STL has been the least common denominator file format for 3D printing for a long time.  It’s a very simple file, using ASCII text and clear text keywords to indicate the nature of data.  Without the ability to print in color, early STL architects did not need to add support for color – it’s simply a list of vertices, normals and triangle edges.  The most basic form of the Alias Wavefront OBJ format is very similar, but its choice of single letter keywords saves some space.  Interestingly, the way in which the applications specify the values can also have a huge impact on the final file size.  This effect is magnified by the number of triangles, of course. Here are a couple of examples from Terarecon and GE Healthcare AW that demonstrate these points.

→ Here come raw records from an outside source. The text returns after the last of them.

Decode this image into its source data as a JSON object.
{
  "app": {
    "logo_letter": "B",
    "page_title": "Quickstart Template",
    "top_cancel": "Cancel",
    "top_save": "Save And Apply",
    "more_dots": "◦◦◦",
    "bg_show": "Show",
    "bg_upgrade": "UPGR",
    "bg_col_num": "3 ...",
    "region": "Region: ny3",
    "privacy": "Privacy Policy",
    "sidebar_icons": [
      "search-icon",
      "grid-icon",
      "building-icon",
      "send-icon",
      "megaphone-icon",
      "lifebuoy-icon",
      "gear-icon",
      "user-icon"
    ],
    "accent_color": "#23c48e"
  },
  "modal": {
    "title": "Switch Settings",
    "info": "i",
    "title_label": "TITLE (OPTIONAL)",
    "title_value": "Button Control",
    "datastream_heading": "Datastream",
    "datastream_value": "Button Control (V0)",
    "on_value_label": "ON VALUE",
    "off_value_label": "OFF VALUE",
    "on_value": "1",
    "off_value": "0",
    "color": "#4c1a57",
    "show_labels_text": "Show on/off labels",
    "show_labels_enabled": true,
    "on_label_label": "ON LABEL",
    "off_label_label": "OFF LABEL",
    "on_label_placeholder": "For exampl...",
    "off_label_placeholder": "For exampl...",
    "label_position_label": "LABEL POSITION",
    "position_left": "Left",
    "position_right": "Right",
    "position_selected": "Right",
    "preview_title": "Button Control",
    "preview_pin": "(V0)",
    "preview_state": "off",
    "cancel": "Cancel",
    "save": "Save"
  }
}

Here’s a sample triangle from a COVID lung model emitted from Terarecon software as STL.  The full model contains 573320 vertices and normal comprising 1,141,212 triangular faces.  Uncompressed this file is about 264358 kilobytes in storage.

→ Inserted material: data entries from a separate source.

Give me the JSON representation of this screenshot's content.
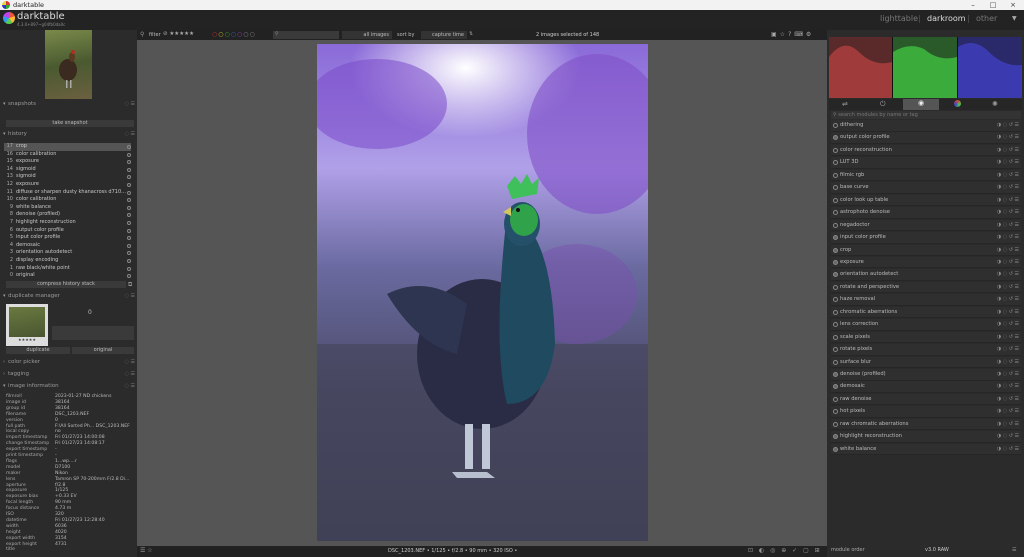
{
  "window": {
    "title": "darktable",
    "minimize": "–",
    "maximize": "□",
    "close": "×"
  },
  "app": {
    "name": "darktable",
    "version": "4.3.0+897~g04fb0da0c"
  },
  "views": [
    "lighttable",
    "darkroom",
    "other"
  ],
  "view_sep": "|",
  "left": {
    "snapshots": {
      "title": "snapshots",
      "button": "take snapshot"
    },
    "history": {
      "title": "history",
      "items": [
        {
          "n": "17",
          "label": "crop",
          "selected": true
        },
        {
          "n": "16",
          "label": "color calibration"
        },
        {
          "n": "15",
          "label": "exposure"
        },
        {
          "n": "14",
          "label": "sigmoid"
        },
        {
          "n": "13",
          "label": "sigmoid"
        },
        {
          "n": "12",
          "label": "exposure"
        },
        {
          "n": "11",
          "label": "diffuse or sharpen dusty khanacross d710..."
        },
        {
          "n": "10",
          "label": "color calibration"
        },
        {
          "n": "9",
          "label": "white balance"
        },
        {
          "n": "8",
          "label": "denoise (profiled)"
        },
        {
          "n": "7",
          "label": "highlight reconstruction"
        },
        {
          "n": "6",
          "label": "output color profile"
        },
        {
          "n": "5",
          "label": "input color profile"
        },
        {
          "n": "4",
          "label": "demosaic"
        },
        {
          "n": "3",
          "label": "orientation autodetect"
        },
        {
          "n": "2",
          "label": "display encoding"
        },
        {
          "n": "1",
          "label": "raw black/white point"
        },
        {
          "n": "0",
          "label": "original"
        }
      ],
      "compress": "compress history stack"
    },
    "duplicate": {
      "title": "duplicate manager",
      "count": "0",
      "stars": "★★★★★",
      "btn_duplicate": "duplicate",
      "btn_original": "original"
    },
    "color_picker": {
      "title": "color picker"
    },
    "tagging": {
      "title": "tagging"
    },
    "image_info": {
      "title": "image information",
      "rows": [
        {
          "k": "filmroll",
          "v": "2023-01-27 ND chickens"
        },
        {
          "k": "image id",
          "v": "38164"
        },
        {
          "k": "group id",
          "v": "38164"
        },
        {
          "k": "filename",
          "v": "DSC_1203.NEF"
        },
        {
          "k": "version",
          "v": "0"
        },
        {
          "k": "full path",
          "v": "F:\\All Sorted Ph... DSC_1203.NEF"
        },
        {
          "k": "local copy",
          "v": "no"
        },
        {
          "k": "import timestamp",
          "v": "Fri 01/27/23 14:00:08"
        },
        {
          "k": "change timestamp",
          "v": "Fri 01/27/23 14:08:17"
        },
        {
          "k": "export timestamp",
          "v": "-"
        },
        {
          "k": "print timestamp",
          "v": "-"
        },
        {
          "k": "flags",
          "v": "1...wp....r"
        },
        {
          "k": "model",
          "v": "D7100"
        },
        {
          "k": "maker",
          "v": "Nikon"
        },
        {
          "k": "lens",
          "v": "Tamron SP 70-200mm F/2.8 Di..."
        },
        {
          "k": "aperture",
          "v": "f/2.8"
        },
        {
          "k": "exposure",
          "v": "1/125"
        },
        {
          "k": "exposure bias",
          "v": "+0.33 EV"
        },
        {
          "k": "focal length",
          "v": "90 mm"
        },
        {
          "k": "focus distance",
          "v": "4.73 m"
        },
        {
          "k": "ISO",
          "v": "320"
        },
        {
          "k": "datetime",
          "v": "Fri 01/27/23 12:28:40"
        },
        {
          "k": "width",
          "v": "6036"
        },
        {
          "k": "height",
          "v": "4020"
        },
        {
          "k": "export width",
          "v": "3154"
        },
        {
          "k": "export height",
          "v": "4731"
        },
        {
          "k": "title",
          "v": ""
        }
      ]
    }
  },
  "filmstrip": {
    "filter_label": "filter",
    "rating": "⊘ ★★★★★",
    "collection": "all images",
    "sort_label": "sort by",
    "sort": "capture time",
    "selection": "2 images selected of 148"
  },
  "bottombar": {
    "info": "DSC_1203.NEF • 1/125 • f/2.8 • 90 mm • 320 ISO •",
    "left_icons": "☰ ☆",
    "right_icons": "⊡ ◐ ◎ ⊕ ✓ ▢ ⊞"
  },
  "right": {
    "search_placeholder": "search modules by name or tag",
    "module_order_label": "module order",
    "module_order_value": "v3.0 RAW",
    "modules": [
      {
        "label": "dithering",
        "on": false
      },
      {
        "label": "output color profile",
        "on": true
      },
      {
        "label": "color reconstruction",
        "on": false
      },
      {
        "label": "LUT 3D",
        "on": false
      },
      {
        "label": "filmic rgb",
        "on": false
      },
      {
        "label": "base curve",
        "on": false
      },
      {
        "label": "color look up table",
        "on": false
      },
      {
        "label": "astrophoto denoise",
        "on": false
      },
      {
        "label": "negadoctor",
        "on": false
      },
      {
        "label": "input color profile",
        "on": true
      },
      {
        "label": "crop",
        "on": true
      },
      {
        "label": "exposure",
        "on": true
      },
      {
        "label": "orientation autodetect",
        "on": true
      },
      {
        "label": "rotate and perspective",
        "on": false
      },
      {
        "label": "haze removal",
        "on": false
      },
      {
        "label": "chromatic aberrations",
        "on": false
      },
      {
        "label": "lens correction",
        "on": false
      },
      {
        "label": "scale pixels",
        "on": false
      },
      {
        "label": "rotate pixels",
        "on": false
      },
      {
        "label": "surface blur",
        "on": false
      },
      {
        "label": "denoise (profiled)",
        "on": true
      },
      {
        "label": "demosaic",
        "on": true
      },
      {
        "label": "raw denoise",
        "on": false
      },
      {
        "label": "hot pixels",
        "on": false
      },
      {
        "label": "raw chromatic aberrations",
        "on": false
      },
      {
        "label": "highlight reconstruction",
        "on": true
      },
      {
        "label": "white balance",
        "on": true
      }
    ]
  }
}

Here is the exact same model after conversion (using MeshLab) to an OBJ format.  Both are ASCII, rather than the more efficient binary, but that’s what most software emits.  The OBJ format is only 90,658KB though.  Significantly smaller for the same content. But why?

Each file must store three vertices per triangle and both store at least one normal (the STL uses face normal, the OBJ per vertex normal).  The STL from TR indicates the triangle by wrapping the three vertices inside a facet definition which adds 29 characters per triangle, whereas the OBJ keeps a separate table of facet vertices and normals.  The STL uses 13 bytes to encode a number and the OBJ uses 8.   Taking just the content and ignoring whitespace, the STL needs about 107MB but the OBJ only 54MB.  This is largely due to the difference of 5 bytes per number and the normal for each triangle in STL but just for each vertex in OBJ (there are less than half as many vertices as triangles).  Both these formats use a significant about of whitespace (close to 50%) which increases readability but at a big cost in storage. For software applications running on limited memory devices and for people concerned with costs of bandwidth and storage, using OBJ instead of STL can be a big savings for the same model.